The GSE's underwriting guidelines now include assessment of a borrower's cash flow activity
Fannie Mae has updated the loan eligibility criteria of its automated underwriting system to help more borrowers qualify for a mortgage.
The government-sponsored entity has announced making several enhancements to its automated underwriting system that aims to “deliver new benefits to borrowers with no credit score” and increase access to credit and quality affordable housing.
Starting mid-December, Fannie Mae will enable the evaluation of a borrower’s monthly cash flow over a 12-month period to potentially enhance their credit risk assessment as part of the lender’s underwriting decision.

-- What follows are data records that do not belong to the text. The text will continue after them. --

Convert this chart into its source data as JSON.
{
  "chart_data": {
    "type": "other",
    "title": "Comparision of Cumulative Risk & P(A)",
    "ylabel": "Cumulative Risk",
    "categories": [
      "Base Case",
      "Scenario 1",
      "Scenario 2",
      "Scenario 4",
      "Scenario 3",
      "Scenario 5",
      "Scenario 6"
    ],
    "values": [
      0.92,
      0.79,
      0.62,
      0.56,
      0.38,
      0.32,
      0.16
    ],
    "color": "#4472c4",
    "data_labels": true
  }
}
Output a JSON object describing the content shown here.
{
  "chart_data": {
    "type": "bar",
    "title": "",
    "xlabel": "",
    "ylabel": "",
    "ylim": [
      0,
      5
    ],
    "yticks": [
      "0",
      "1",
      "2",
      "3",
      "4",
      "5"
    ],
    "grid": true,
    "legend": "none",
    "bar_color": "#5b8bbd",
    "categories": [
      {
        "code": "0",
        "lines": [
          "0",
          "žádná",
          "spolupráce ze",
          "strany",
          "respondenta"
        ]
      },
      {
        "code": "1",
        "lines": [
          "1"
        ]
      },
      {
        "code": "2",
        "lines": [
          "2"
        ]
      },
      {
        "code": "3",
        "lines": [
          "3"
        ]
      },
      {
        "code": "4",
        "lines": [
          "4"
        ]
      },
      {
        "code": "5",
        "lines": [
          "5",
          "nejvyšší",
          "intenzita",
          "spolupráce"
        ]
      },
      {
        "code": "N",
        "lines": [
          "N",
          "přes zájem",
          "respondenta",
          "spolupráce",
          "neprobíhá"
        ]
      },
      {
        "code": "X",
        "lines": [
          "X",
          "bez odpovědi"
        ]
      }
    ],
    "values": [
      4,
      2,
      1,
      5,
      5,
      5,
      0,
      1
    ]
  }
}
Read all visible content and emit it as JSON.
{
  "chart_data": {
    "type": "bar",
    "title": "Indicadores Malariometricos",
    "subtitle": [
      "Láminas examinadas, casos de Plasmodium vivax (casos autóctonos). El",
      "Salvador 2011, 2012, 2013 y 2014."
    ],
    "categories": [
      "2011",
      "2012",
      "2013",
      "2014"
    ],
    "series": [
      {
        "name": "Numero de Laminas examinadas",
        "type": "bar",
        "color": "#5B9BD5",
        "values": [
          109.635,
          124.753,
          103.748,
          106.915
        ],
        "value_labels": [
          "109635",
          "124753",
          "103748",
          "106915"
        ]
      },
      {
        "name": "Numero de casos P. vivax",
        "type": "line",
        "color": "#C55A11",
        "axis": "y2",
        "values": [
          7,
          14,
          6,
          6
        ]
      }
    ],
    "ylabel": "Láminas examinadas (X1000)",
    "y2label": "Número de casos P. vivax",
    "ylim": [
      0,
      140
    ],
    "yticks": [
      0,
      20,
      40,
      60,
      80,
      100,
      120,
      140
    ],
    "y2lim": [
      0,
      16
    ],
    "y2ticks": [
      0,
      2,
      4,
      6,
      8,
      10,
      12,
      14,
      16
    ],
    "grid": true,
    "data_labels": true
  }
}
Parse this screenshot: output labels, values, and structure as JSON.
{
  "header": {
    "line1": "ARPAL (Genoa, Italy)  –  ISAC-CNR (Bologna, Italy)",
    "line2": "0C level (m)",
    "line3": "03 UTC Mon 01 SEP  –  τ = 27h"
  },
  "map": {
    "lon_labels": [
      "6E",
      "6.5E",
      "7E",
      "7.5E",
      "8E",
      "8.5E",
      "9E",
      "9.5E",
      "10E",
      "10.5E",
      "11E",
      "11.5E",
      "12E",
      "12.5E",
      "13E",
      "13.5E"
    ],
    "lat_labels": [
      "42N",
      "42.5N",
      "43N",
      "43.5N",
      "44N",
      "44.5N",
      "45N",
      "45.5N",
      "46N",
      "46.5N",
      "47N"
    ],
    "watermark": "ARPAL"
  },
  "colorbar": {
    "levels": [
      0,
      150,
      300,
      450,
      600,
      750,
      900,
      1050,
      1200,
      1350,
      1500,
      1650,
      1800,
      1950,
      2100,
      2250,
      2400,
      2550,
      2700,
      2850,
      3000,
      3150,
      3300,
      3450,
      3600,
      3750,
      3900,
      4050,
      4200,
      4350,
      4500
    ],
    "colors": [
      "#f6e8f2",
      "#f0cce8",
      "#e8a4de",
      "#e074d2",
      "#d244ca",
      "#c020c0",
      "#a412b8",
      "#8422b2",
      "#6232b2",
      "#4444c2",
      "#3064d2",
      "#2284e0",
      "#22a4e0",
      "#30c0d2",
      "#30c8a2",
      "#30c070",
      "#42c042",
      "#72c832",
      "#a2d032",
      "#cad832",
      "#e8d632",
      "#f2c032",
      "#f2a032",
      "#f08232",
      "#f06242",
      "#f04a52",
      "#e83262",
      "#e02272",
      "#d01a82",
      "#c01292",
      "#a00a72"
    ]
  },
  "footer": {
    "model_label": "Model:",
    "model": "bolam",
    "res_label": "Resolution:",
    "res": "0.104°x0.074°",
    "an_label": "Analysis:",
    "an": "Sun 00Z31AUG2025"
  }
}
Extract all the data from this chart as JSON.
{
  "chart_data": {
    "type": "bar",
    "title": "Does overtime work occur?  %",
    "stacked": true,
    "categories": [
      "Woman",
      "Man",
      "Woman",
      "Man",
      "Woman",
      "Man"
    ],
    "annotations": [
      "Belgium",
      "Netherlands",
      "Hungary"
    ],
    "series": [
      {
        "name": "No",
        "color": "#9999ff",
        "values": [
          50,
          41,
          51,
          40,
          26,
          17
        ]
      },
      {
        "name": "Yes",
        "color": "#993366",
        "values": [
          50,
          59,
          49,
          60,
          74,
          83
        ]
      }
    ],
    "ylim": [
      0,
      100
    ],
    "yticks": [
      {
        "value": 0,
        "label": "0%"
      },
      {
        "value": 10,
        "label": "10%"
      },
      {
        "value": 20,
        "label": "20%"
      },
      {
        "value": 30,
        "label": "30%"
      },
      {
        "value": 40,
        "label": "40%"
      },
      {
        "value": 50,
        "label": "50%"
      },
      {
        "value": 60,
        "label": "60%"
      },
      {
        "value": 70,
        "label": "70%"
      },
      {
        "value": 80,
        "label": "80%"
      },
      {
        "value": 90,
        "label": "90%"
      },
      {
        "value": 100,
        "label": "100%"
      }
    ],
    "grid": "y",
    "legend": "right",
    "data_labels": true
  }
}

The enhancements also include automating the current selling guide policy requirement to document non-traditional sources of credit.
“Fannie Mae’s preliminary research has shown that assessing a borrower’s cash flow activity through bank statement data can make more predictive risk assessments, especially for consumers with no or limited credit history,” the GSE said in a statement.
“We believe consumers should benefit from their responsible money management habits and a steady stream of income when buying a home, even if they don’t have an established credit history,” said Malloy Evans, executive vice president and head of Fannie Mae’s single-family business. “Traditional lending practices make it hard for borrowers with no credit score to access credit, so we’ve taken steps that may help them responsibly qualify for a home loan using data that provides a more holistic view of how they manage their money.”